Official letter: “We’ve reviewed the original committee’s work, and unanimously agree that 120/50 is 2.35.”
--I can’t make this stuff up. The reviewers all had graduate degrees (granted, mostly Education related). The reality is administration ordered the committee on pain of termination not to find any error, but…damn, it really seems like someone should have spoken up.

     It isn’t just that we’re screwing over people, inflicting hideous debt on them if they drop out without a degree…we’re also screwing over the folks with legitimate degrees, because there’s no way to tell if it’s a ‘real’ degree, or one given by Educationists. That needs to stop.
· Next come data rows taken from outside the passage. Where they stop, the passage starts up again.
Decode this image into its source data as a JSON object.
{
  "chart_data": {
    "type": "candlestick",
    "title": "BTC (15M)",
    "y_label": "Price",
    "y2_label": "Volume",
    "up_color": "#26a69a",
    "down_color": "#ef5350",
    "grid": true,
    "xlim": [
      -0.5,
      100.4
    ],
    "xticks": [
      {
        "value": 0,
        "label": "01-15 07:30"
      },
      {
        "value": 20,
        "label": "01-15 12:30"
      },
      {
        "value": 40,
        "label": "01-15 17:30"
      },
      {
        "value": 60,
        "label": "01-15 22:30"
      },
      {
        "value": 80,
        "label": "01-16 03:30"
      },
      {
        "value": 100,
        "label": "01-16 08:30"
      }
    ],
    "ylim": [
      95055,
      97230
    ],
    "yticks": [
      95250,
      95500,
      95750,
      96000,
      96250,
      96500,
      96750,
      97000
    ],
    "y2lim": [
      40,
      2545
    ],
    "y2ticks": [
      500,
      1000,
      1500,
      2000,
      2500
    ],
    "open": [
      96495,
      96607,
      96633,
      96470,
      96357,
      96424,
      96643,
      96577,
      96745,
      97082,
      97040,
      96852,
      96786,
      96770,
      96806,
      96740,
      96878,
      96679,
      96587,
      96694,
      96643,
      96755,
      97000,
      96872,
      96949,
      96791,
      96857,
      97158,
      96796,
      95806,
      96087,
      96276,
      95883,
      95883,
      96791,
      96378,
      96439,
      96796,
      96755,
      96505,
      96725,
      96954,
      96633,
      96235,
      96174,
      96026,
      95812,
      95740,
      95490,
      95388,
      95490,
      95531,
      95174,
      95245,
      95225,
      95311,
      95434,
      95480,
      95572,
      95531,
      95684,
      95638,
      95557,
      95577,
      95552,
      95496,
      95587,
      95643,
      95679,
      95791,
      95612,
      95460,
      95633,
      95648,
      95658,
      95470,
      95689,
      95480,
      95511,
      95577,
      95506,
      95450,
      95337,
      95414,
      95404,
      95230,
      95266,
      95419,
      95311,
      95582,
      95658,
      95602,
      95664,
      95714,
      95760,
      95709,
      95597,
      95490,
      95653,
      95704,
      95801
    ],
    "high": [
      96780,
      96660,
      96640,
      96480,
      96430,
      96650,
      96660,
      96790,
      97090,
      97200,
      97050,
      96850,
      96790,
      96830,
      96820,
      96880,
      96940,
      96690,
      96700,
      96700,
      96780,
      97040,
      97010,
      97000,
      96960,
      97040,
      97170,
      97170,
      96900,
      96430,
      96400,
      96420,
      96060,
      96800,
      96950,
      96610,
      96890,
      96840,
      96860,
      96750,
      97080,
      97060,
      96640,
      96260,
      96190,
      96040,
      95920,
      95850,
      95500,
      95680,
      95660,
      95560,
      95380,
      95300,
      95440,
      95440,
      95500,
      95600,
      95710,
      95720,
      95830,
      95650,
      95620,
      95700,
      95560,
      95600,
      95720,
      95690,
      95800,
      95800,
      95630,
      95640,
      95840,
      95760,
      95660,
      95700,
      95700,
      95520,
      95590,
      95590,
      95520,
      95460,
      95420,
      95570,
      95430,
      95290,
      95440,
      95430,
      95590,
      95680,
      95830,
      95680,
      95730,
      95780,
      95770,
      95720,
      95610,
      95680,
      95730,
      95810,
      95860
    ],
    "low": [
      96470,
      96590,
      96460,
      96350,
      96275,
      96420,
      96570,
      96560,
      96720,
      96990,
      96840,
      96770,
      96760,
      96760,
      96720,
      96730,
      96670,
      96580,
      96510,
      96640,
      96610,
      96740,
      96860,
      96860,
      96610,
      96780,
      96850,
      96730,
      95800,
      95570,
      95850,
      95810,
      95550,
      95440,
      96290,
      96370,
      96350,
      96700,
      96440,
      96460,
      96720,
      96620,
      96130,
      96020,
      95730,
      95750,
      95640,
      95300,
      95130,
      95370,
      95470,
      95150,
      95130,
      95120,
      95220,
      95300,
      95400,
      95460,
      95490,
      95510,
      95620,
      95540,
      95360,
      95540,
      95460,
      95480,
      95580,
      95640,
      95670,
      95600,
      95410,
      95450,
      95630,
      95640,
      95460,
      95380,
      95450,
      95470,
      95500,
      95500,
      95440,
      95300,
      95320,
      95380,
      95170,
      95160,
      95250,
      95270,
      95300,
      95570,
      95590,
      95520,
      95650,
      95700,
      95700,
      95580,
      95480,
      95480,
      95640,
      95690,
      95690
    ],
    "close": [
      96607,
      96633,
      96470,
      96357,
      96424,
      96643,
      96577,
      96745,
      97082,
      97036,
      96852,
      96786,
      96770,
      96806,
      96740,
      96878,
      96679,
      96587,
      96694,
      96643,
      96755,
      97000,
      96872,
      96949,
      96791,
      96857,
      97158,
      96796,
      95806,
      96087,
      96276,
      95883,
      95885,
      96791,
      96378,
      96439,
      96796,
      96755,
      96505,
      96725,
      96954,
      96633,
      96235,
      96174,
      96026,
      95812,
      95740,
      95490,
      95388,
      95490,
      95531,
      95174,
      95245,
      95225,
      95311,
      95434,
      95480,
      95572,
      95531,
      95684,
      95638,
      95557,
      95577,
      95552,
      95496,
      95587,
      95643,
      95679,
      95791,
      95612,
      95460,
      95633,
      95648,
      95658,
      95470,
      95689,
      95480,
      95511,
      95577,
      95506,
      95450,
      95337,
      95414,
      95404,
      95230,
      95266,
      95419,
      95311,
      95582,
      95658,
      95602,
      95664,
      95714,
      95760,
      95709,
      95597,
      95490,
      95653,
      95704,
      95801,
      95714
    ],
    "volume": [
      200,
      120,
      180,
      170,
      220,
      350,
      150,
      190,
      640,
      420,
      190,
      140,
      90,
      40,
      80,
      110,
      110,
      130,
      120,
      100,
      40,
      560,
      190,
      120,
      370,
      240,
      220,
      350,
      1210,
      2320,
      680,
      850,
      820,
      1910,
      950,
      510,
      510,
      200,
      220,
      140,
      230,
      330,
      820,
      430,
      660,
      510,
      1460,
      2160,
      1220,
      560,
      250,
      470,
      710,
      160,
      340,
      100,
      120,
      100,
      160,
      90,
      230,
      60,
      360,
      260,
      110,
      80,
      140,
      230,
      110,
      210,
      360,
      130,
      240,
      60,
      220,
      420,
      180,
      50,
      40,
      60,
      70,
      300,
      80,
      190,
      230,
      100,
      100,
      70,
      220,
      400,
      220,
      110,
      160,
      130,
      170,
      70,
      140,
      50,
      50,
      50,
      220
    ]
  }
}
  1. 'Student: “What is the probability the population mean is in the 95% confidence interval?”
    Educationist, with ten years of experience teaching statistics: “95%”
    --wrong answer, by the way. I kept my mouth shut.'

    Technically he or she is correct -- just expressing a tautology. Might have been more precise to say "0.95," as probability can be anywhere between 0 and 1, but this is just pedantic quibbling.

  2. I concede it's a tricky question...the probability is actually 0 or 1. That's why it's called a "confidence" interval, as opposed to a "probability" interval. The technique works with 95% confidence, but whether it did or did not in any particular case is (typically) unknown.

  3. Nice blog and a good effort to alert the educationists.